In all, you get a full plate, and it ain’t no cake on that plate.

All of my chef instructors (Chefs Lentini, D’Addario, Oremus, and Barrett) have done a great job by making it look so easy.
Thank you and please continue your hard work. It’s very much appreciated.

Disclaimer: Yes, my nose is brown. This is my blatant kiss-ass piece. The Head Executive Chef of the school, Chef Mushin came in to class one day and asked me about my blog. He wanted to know if I was Dr. Joy and if I was cracking an egg (impeccable timing as I was whipping some mayonnaise). He then proceeded to ask chef instructors to check this blog out. I was quite embarrassed. As a way to give nods to my new audience, this is me insuring for my grades. LOL

The 4 fillets of flounder from yesterday’s butchering were turned into two completely different dishes.

One dish shallow-poached — I think this dish is called a paupiette, will have to confirm with chefs tomorrow. The rolled up flounder fillets were stuffed with salmon mousseline and finished in a cream-based fish stock reduction sauce. This is so French, so labor-intensive, and so white table cloth. Sometimes, it’s the technique and labor involved in a dish that makes the dish. This fish was delicate in texture yet powerful in flavor. The reduction of fish fumet (which was also the poaching liquid) intensified all the good seafoodness reminiscent of crab mustard. Unfortunately Chef Oremus says a perfect mousseline can only be achieved with a robot coupe and not a home model food processor.I’ll have to be creative with the stuffing for this to go on a dinner party menu.

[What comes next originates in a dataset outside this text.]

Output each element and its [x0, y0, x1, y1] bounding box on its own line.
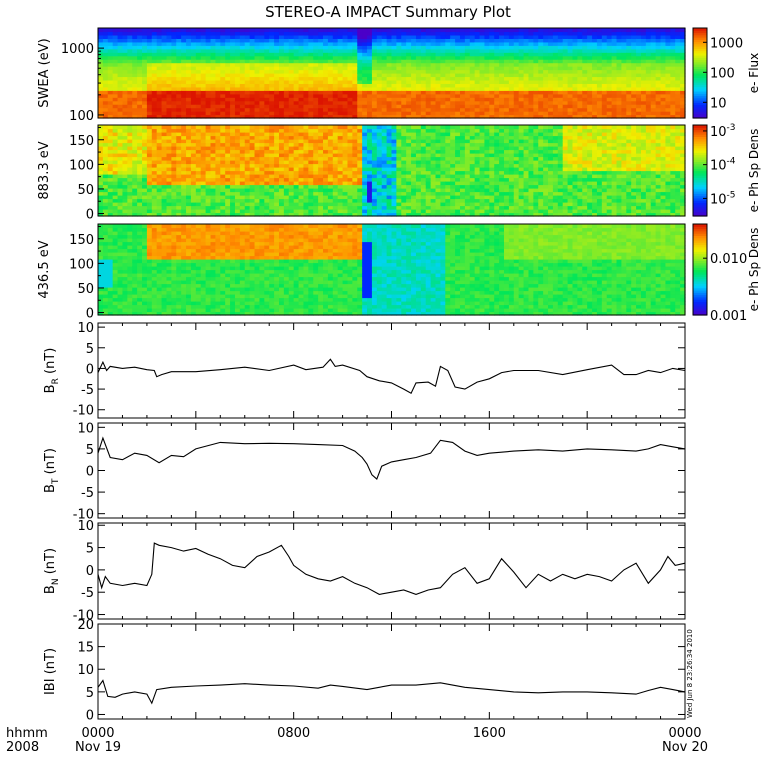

The other dish fried — flakey, moist center with a golden brown crispy panko breading. Add a few fries, freshly whipped tartar sauce, and a drop of sriracha (genius, Tameka!), and it was the best lunch at 10am.

There is a real sense of accomplishment in utilizing a fish in its entirety. From the breakdown into fillets, the turning of fillets into 2 distinct dishes, to the incredibly fragrant fish stock extracted from bones, all of it together honors the life of the fish.

I eat whole fishes. Breaking fish down to fillets is one of those things I never thought I would be doing.

But as with everything in school so far, I tried it and I liked it.

Flat fish breakdown was demonstrated with flounder and instead of waiting a day after the demo to get down and dirty, we got to play right away.

Down to the bone.

Did you know that one flat fish yields 4 fillets? (round fish yields 2)

There is definitely room for improvement on this one. Gotta make the bones and skin cleaner. In Foundations III we’ll each get to breakdown a whole salmon. That’s gonna be a riot.

The fish bones will go into a fumet (fish stock) tomorrow and half of the fillets will be breaded & fried. But maybe I’ll just accidentally flour this skeleton up and drop it in the fryer. One of the best crispy eating there is: fried-to-a-brittle-salty-crunch-thin-fish-bones. YUM YUM!

It’s about time!

Finally got some pork going. I ate a lot of pork growing up. Pork is the quadruped of  choice in my family and we eat every part of it. But the funny thing is, the one part of pork we cooked today is the part that I’m least familiar with — loin. Lean and easily overcooked, loin hasn’t been terribly exciting in my food memory.

How about a nice grilled loin steak of medium doneness, with a little pink on the inside? That’s even more unfamiliar to my eating habits. Underdone pork comes as a little mental hurdle but hey, that texture was amazing. Moist and tender with a little chew, slabbed on a pad of compound butter, I couldn’t believe it was pork.

Might have to throw this on the grill at home next time. But just for more adventurous friends, my family’s not ready for this.

Chef Oremus cleaning the grill for us.

The all-important diamond-shaped grill marks.

Now another dish that is equally foreign to my pork consumption patterns but satisfyingly comforting: Pork Scallopine Marsala.
Pounding with a meat mallet is always a good way to start a day in the kitchen. Mushroomy, marsala wine sauce coating thin pieces of pounded pork that’s sauteed in butter. Ai-ya-ya. Delicious morning of non-stop tasty pork bites. After having to discard a pan of burnt bits and re-doing the sauce emulsion, the born-again dish came out just the way Jesus would’ve wanted it. Wait, did Jesus eat pork?